The Secondhand Time does not only provide perspectives of people who oppose authoritarianism in Russia, but also of many who practically support it and reason about it in-length. For example, few interviewees claimed that the Stalinist repressions were “not so simple” that they should be unanimously condemned, but to a degree accepted as something that common people cannot comprehend or do anything about. This has echoes to the apologism of Russia’s open invasion of Ukraine in 2022: Many explain (perhaps partially to themselves) that the invasion is not so simply a condemnable act as killing lots of people fundamentally is.
This apologism of state’s wrongdoings from people telling their life stories in the pages of Secondhand Time was for me often more engaging, and thus heavier experience than studying similar topics from peoples’ online discussions (including video) in my own research. It appears to me that this apologism quite often comes from people who experienced many wrongs from forces bigger than themselves and who in their bitter anger believe that others deserve misfortunes at least as much as they do.
The interviews of the Secondhand Time are collected from the years 1999–2012, which from the contemporary perspective seems like a relatively decent period in Russian history. Yet, already from this period most of the interviewees gave a terribly comfortless image of the prospects of the value of individual life in Russia. On the other hand, I have encountered people from Finland and other countries as well, who are so utterly angry, disappointed, and bitter about their state and society that they could talk with similar hopelessness.

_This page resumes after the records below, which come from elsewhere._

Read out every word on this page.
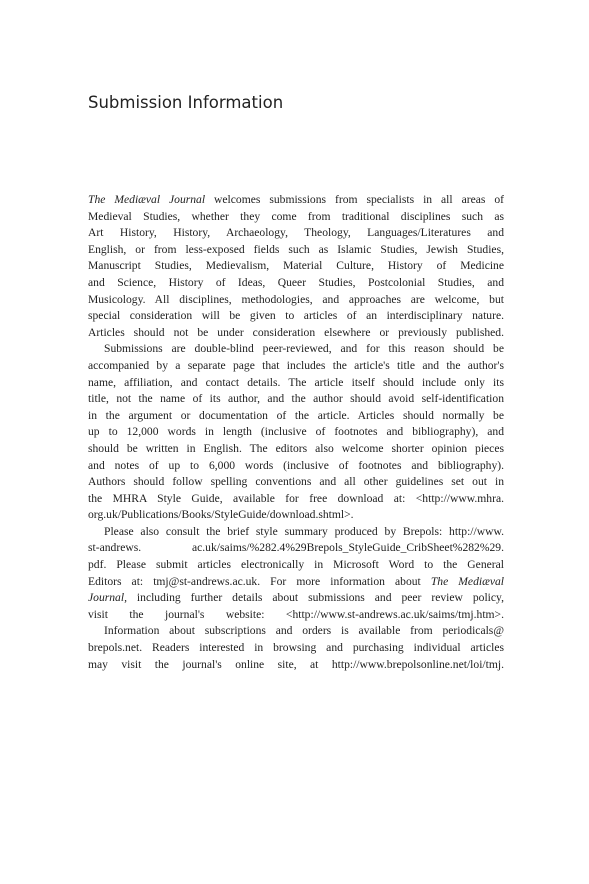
Submission Information

The Mediæval Journal welcomes submissions from specialists in all areas of
Medieval Studies, whether they come from traditional disciplines such as
Art History, History, Archaeology, Theology, Languages/Literatures and
English, or from less-exposed fields such as Islamic Studies, Jewish Studies,
Manuscript Studies, Medievalism, Material Culture, History of Medicine
and Science, History of Ideas, Queer Studies, Postcolonial Studies, and
Musicology. All disciplines, methodologies, and approaches are welcome, but
special consideration will be given to articles of an interdisciplinary nature.
Articles should not be under consideration elsewhere or previously published.

Submissions are double-blind peer-reviewed, and for this reason should be
accompanied by a separate page that includes the article's title and the author's
name, affiliation, and contact details. The article itself should include only its
title, not the name of its author, and the author should avoid self-identification
in the argument or documentation of the article. Articles should normally be
up to 12,000 words in length (inclusive of footnotes and bibliography), and
should be written in English. The editors also welcome shorter opinion pieces
and notes of up to 6,000 words (inclusive of footnotes and bibliography).
Authors should follow spelling conventions and all other guidelines set out in
the MHRA Style Guide, available for free download at: <http://www.mhra.
org.uk/Publications/Books/StyleGuide/download.shtml>.

Please also consult the brief style summary produced by Brepols: http://www.
st-andrews. ac.uk/saims/%282.4%29Brepols_StyleGuide_CribSheet%282%29.
pdf. Please submit articles electronically in Microsoft Word to the General
Editors at: tmj@st-andrews.ac.uk. For more information about The Mediæval
Journal, including further details about submissions and peer review policy,
visit the journal's website: <http://www.st-andrews.ac.uk/saims/tmj.htm>.

Information about subscriptions and orders is available from periodicals@
brepols.net. Readers interested in browsing and purchasing individual articles
may visit the journal's online site, at http://www.brepolsonline.net/loi/tmj.
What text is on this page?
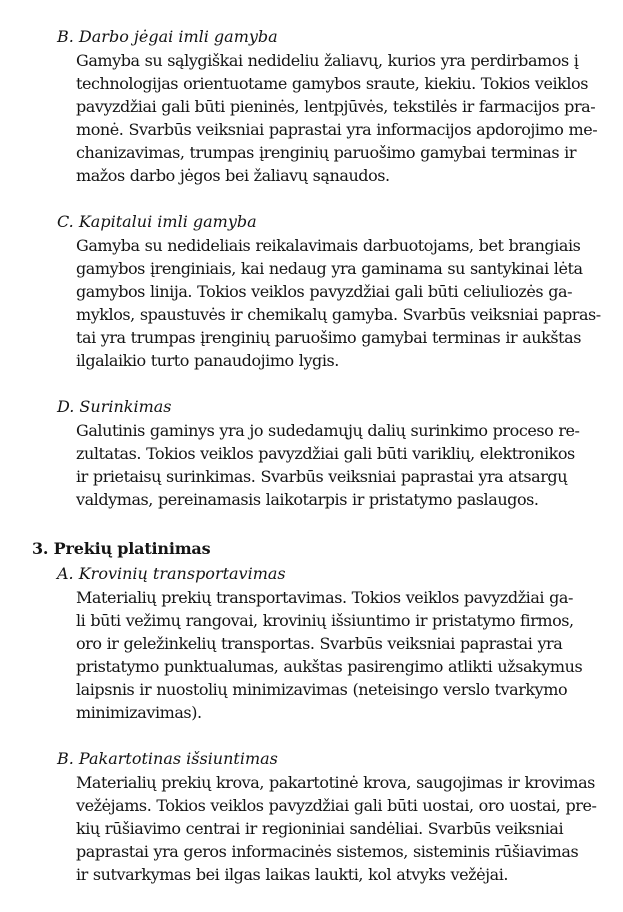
B. Darbo jėgai imli gamyba
Gamyba su sąlygiškai nedideliu žaliavų, kurios yra perdirbamos į
technologijas orientuotame gamybos sraute, kiekiu. Tokios veiklos
pavyzdžiai gali būti pieninės, lentpjūvės, tekstilės ir farmacijos pra-
monė. Svarbūs veiksniai paprastai yra informacijos apdorojimo me-
chanizavimas, trumpas įrenginių paruošimo gamybai terminas ir
mažos darbo jėgos bei žaliavų sąnaudos.
C. Kapitalui imli gamyba
Gamyba su nedideliais reikalavimais darbuotojams, bet brangiais
gamybos įrenginiais, kai nedaug yra gaminama su santykinai lėta
gamybos linija. Tokios veiklos pavyzdžiai gali būti celiuliozės ga-
myklos, spaustuvės ir chemikalų gamyba. Svarbūs veiksniai papras-
tai yra trumpas įrenginių paruošimo gamybai terminas ir aukštas
ilgalaikio turto panaudojimo lygis.
D. Surinkimas
Galutinis gaminys yra jo sudedamųjų dalių surinkimo proceso re-
zultatas. Tokios veiklos pavyzdžiai gali būti variklių, elektronikos
ir prietaisų surinkimas. Svarbūs veiksniai paprastai yra atsargų
valdymas, pereinamasis laikotarpis ir pristatymo paslaugos.
3. Prekių platinimas
A. Krovinių transportavimas
Materialių prekių transportavimas. Tokios veiklos pavyzdžiai ga-
li būti vežimų rangovai, krovinių išsiuntimo ir pristatymo firmos,
oro ir geležinkelių transportas. Svarbūs veiksniai paprastai yra
pristatymo punktualumas, aukštas pasirengimo atlikti užsakymus
laipsnis ir nuostolių minimizavimas (neteisingo verslo tvarkymo
minimizavimas).
B. Pakartotinas išsiuntimas
Materialių prekių krova, pakartotinė krova, saugojimas ir krovimas
vežėjams. Tokios veiklos pavyzdžiai gali būti uostai, oro uostai, pre-
kių rūšiavimo centrai ir regioniniai sandėliai. Svarbūs veiksniai
paprastai yra geros informacinės sistemos, sisteminis rūšiavimas
ir sutvarkymas bei ilgas laikas laukti, kol atvyks vežėjai.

Concluding why some people accept and even defend arbitrary violence and death from the Russian state would easily be an oversimplification of complex and changing issues. While implicitly and vaguely suggesting that this stems from the experienced history of the Soviet Union and its collapse, Alexievich does not give explicit conclusions about this in Secondhand Time. However, she provides brilliant perspectives on what kind of related experiences various individuals went through and how these experiences influenced people in several different ways than cynicism alone.
*Translation is my own from the Finnish version, p. 198. Besides the main interviews documented in this book, Alexievich added some random multiglossal street chats recorded earlier in the 1990s, such as this quote.